The First Ramadan
By Ibrahim Naseem
We celebrate Ramadan and fast each of its days. But what happened in Ramadan that makes it a special month? Here's a narrative about the FIRST RAMADAN and God's revelation of the Quran to His final Messenger.
In the far western part of the Arabian Peninsula, there is Mecca, the most visited city on earth. Tens of millions of people each year travel to the ancient city to carry out rites of worship that date back to Abraham.
Less than fifty miles from the Red Sea, Mecca sits in an extremely hot and barren valley surrounded by rows of brown rocky mountain ranges that are harsh and terribly rugged. Nestled among the ranges, there is a plain mountain that the Arabs have come to call Mount Nur, on top of which is a small shallow cave called Hira.
Fourteen centuries ago, a slender forty-year-old man with dark hair and a black beard climbed the crags of this mountain to take refuge in the cave. There, he had elevation; he was alone; and he had plenty of time to reflect on matters that concerned him most, especially the condition of his people below and the awful chaos in which they lived.

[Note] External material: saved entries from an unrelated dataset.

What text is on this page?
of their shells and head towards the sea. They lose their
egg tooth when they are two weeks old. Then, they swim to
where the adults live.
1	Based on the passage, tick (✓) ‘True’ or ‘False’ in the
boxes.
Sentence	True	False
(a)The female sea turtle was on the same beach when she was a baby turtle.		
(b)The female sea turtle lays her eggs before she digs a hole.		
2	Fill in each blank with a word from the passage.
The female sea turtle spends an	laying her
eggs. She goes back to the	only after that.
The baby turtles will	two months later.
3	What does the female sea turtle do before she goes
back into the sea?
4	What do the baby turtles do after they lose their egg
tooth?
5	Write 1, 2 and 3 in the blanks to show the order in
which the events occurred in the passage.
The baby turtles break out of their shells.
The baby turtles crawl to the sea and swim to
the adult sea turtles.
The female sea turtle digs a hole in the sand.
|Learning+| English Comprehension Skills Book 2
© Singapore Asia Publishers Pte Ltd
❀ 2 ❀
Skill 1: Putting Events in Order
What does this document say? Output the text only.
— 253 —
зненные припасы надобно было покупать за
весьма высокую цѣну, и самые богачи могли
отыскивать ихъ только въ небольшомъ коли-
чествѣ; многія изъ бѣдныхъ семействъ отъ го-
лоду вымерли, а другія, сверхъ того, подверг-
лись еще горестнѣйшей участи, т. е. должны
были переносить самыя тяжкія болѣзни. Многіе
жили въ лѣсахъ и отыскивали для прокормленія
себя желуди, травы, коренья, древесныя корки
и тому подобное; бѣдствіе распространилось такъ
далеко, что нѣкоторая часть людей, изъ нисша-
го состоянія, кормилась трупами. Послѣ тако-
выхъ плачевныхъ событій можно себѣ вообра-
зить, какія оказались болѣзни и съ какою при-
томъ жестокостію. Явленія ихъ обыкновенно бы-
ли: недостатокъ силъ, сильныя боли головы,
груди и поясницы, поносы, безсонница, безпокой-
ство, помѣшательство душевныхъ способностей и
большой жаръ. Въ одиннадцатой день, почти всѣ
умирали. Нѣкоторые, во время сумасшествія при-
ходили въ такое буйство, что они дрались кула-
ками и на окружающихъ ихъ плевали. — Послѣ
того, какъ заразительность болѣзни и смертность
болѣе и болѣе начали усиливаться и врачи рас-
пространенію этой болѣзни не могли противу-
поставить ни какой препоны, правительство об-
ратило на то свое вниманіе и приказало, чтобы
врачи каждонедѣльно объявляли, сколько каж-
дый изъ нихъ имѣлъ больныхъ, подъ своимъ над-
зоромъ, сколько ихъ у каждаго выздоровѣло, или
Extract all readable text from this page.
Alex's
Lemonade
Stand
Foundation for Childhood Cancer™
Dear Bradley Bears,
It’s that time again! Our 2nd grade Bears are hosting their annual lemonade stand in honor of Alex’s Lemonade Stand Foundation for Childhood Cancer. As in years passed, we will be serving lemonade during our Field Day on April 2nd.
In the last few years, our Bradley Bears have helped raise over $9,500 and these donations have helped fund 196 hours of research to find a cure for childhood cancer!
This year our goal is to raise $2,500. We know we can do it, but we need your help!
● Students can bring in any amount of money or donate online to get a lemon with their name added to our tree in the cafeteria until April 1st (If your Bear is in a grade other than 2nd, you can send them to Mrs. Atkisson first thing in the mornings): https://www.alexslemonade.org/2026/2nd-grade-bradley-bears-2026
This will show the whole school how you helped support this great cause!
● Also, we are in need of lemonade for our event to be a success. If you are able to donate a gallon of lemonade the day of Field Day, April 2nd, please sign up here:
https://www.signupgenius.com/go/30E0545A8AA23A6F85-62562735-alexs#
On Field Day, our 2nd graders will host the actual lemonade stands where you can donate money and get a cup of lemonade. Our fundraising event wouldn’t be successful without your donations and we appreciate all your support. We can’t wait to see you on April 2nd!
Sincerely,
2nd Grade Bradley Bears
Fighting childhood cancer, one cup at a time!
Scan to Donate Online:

Mecca's folk were called the Quraysh, a large Arab clan that descended from the prophet Ishmael, the son of Abraham. Both Abraham and Ishmael (peace be upon them) once made Mecca their home thousands of years before. In the seventh century, however, the Quraysh were the official caretakers of Mecca and had been for some time. The clan was composed of several families that often fought bitterly with one another, raiding and running off with goods, herds of camels, and captives.
By all calculations, Mecca was a tough town to live in at the time. It was not unusual to hear, for example, the terrible cries of a newborn baby instantly muffled by a pile of gravel thrown upon her face and body--buried alive for nothing more than being a female infant. Drunkenness and gambling were popular sports. The men and women of Quraysh adored stones and lumber, calling them gods. There were more than 360 idols strewn throughout Mecca, the once noble town of Abraham and Ishmael. How this sacred land was transformed into a parlor of idolatry and lawlessness was a question the man in the cave asked himself.
One night in Ramadan, the ninth month of the Arabian calendar in the year 610, this man's life changed. Out from the dark, in the cave, he heard a voice, an angel that spoke to him and demanded that he "read!" The voice startled the man and confused him, since he did not know how to read. In fact, he told the angel exactly this. But it didn't matter. The command came again, demanding that he "read" in the "name of his Lord" who created him and all people, a Lord who was neither of stone or wood, but the unseen God of Abraham and the one Lord of the heavens and the earth.
The man descended quickly down the rocky slope of the mountain. Nearly overwhelmed by fright, he thought that he had gone mad. He rushed home to his wife of fifteen years, his dear Khadija bint Khuwaylid. Visibly shaken by the awesome experience, he asked her to comfort him, to cover him, to soothe him, which she did immediately. She placed over his body a mantle and then waited for him to calm down, until he was able to tell her what had frightened him so much. She listened closely as he eventually recounted the event. She reassured him, saying that nothing evil had come to him, that he was not possessed at all. She later told him more: that God, the very one this voice spoke about, would never cause him harm. It was a special call that others before him had once received, the elect of humanity, like Abraham, Moses, and Jesus. The man tried to rest and understand what had happened to him that night.
Though he didn't realize it at the time, this call would not go away. More words would come, words of amazing power and eloquence. They would alter the way he and his people lived. In fact, soon the entire Arabian peninsula and the region of the world known as the "cradle of civilization" would change. A new dawn would break, a religious movement would shortly sweep the region. The whole world eventually would hear of this man's message about one God, the purpose of life, and the nearing of Ultimate Judgment.
The final chapter of religion started with this man and his wife. But there would come a day in which more than a billion people of all languages and colors all over the globe would love and revere him more than any human being. They would strive to do as he did, live the way he lived, worship the way he worshipped, and speak the words he spoke.
Muhammad ibn Abdullah, the Prophet of Islam, the Messenger of God, or Abu'l-Qasim: This is how he is known. God's peace and blessings be upon him. The time between his call and his triumph, however, would be one of struggle that would test him and his band of followers. He would be ridiculed, betrayed, accused, injured, and nearly assassinated. He would be slandered, called a soothsayer, sorcerer, and madman. He would be boycotted and stalked. He would be driven away. His food would be poisoned. And he would bleed from stones thrown at him. Some of his followers would be tortured in public. Some killed. Others would flee. But the Prophet persevered and God's will would not be frustrated. God's religion was established during those special 23-years so that Truth would endure on earth so long and day and night endure.